Microsoft's announcement yesterday that it has entered into a four-year strategic partnership with HP will have rival Cisco sit up and elevate its channel strategy for its bundled blades.
A cash-rich Cisco is anyways a late entrant firm that wants to move up the value control from switch to server. In the short run, it is limited by its who have been primarily network integrators or resellers. HP, on the other hand, has a significant ISV and partner ecosystem on infrastructure and is a significant player in BFSI, government, defence, education and healthcare sectors.
This announcement would only hasten Cisco to engage and elevate its channel strategy to compete with HP if its 'bundled blade' strategy has to pay-off, said T.R. Madan Mohan, Managing Partner at Browne and Mohan.
In fact, Microsoft and HP had an agreement in 2006 to jointly address UC market with Microsoft software and HP blade server. With this new partnership, the duo wants to address a larger part of UC, which is predominantly deployed at middle level managers (less of video, and more of messaging and other collaboration tools). MS Sharepoint and OCS have been gaining market share, and HP's revenues around these technologies have been increasing.
HP with its existing ProCurve offerings and expected commoditization of soft phones would like to bundle these offerings. It is in tune with the overall strategy of HP, which sees itself as an infrastructure company. With enterprise telephony now becoming part of infra-layer, this fortification is quite logical.
However, the alliance may not hurt Microsoft's equation with players as Cisco and Nortel. Essentially because in the UC market, players are engaged in co-optition, wherein they compete for some part of the revenue and jointly engage to get another part of the revenue. Microsoft with its software-centric approach plays complementary role for network players like Cisco/Nortel. Given that no dominant approach of UC has emerged (that is software or hardware centric), such a co-option model would continue for sometime, said Mohan.
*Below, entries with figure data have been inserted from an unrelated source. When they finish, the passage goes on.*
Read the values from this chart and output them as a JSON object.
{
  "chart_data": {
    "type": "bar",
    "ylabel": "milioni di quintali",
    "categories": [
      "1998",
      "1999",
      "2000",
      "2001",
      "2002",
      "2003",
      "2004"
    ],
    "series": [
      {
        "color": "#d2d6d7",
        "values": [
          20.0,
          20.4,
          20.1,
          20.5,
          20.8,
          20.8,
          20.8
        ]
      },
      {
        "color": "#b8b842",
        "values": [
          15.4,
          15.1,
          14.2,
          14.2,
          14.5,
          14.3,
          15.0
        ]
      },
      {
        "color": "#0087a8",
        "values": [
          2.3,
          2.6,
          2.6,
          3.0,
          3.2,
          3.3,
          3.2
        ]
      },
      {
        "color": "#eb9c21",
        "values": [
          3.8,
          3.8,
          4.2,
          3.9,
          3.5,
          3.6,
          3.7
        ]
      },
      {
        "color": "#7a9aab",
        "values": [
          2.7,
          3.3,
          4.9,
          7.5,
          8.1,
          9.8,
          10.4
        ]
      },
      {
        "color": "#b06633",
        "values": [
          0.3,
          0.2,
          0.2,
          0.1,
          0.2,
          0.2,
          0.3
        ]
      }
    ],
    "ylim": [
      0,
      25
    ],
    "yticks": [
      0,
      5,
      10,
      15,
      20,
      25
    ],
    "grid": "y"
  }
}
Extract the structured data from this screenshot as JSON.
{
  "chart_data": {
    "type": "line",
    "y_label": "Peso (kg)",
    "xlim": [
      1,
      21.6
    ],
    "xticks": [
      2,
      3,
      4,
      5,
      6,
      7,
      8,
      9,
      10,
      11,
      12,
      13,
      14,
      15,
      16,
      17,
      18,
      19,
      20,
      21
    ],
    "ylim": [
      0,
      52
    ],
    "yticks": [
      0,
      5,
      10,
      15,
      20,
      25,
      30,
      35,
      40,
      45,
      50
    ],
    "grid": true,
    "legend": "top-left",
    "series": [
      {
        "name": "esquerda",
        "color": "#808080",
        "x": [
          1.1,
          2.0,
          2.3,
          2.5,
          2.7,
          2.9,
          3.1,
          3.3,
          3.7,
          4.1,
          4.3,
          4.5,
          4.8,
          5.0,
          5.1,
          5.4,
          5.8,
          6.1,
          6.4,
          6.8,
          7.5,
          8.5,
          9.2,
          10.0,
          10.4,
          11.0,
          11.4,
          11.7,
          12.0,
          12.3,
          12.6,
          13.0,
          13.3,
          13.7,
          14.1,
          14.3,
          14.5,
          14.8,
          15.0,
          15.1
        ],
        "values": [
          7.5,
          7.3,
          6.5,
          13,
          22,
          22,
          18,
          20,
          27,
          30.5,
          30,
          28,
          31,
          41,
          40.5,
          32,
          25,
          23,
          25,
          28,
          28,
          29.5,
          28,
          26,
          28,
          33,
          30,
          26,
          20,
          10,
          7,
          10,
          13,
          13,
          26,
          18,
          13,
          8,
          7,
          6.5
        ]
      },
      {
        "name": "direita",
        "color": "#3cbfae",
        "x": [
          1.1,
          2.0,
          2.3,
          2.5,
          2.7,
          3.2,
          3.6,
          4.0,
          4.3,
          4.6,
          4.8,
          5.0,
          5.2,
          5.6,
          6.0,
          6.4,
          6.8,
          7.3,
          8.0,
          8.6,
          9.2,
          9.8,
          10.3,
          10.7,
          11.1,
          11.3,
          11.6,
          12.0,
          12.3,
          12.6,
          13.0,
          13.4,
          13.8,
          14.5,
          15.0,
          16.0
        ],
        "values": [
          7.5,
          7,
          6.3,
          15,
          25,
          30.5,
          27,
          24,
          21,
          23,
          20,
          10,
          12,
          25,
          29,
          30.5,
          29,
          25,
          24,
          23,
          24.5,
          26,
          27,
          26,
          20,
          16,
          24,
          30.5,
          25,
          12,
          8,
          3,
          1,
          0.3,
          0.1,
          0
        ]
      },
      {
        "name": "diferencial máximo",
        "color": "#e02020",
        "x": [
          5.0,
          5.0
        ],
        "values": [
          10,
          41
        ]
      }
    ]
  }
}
In UC, the primary segments are banks (especially for their commercial operations because of limited resources in one geography, but demand all across), IT (to manage virtual teams), health (telemedicine), and education among others.
And what will be the impact on India? According to Mohan, HP+Microsoft (OCS) combination is a value for money, less video focused approach for collaboration (that may find takers in cost sensitive, non-human presence required business). The challenge today in high end UC, is that vendors have difficulty in justifying the ROI and with hosted and leasing models in fray. "The impact in India is insignificant. Also, the overall investment in UC itself is pretty low."
Cisco, however, is not giving the alliance too much weightage. Varghese M. Thomas, Head - Public Relations -India & SAARC at Cisco said since the UC solutions/systems should be open and interoperable, everybody needs to have a framework where they can interoperate and work with each other. "That is when the true value of UC will surface."
He said, "Cisco and Microsoft work together in many areas of our businesses and both compete and collaborate in areas such as unified communications and collaboration. Cisco and Microsoft have a strong track record of collaboration around our respective products and technologies, and we continue to look for opportunities to build on these successful initiatives, and to new collaboration and integration points moving forward. Many customers use both Microsoft and Cisco technologies in their networks, so Cisco believes it is important that our products and roadmaps for the future are aligned."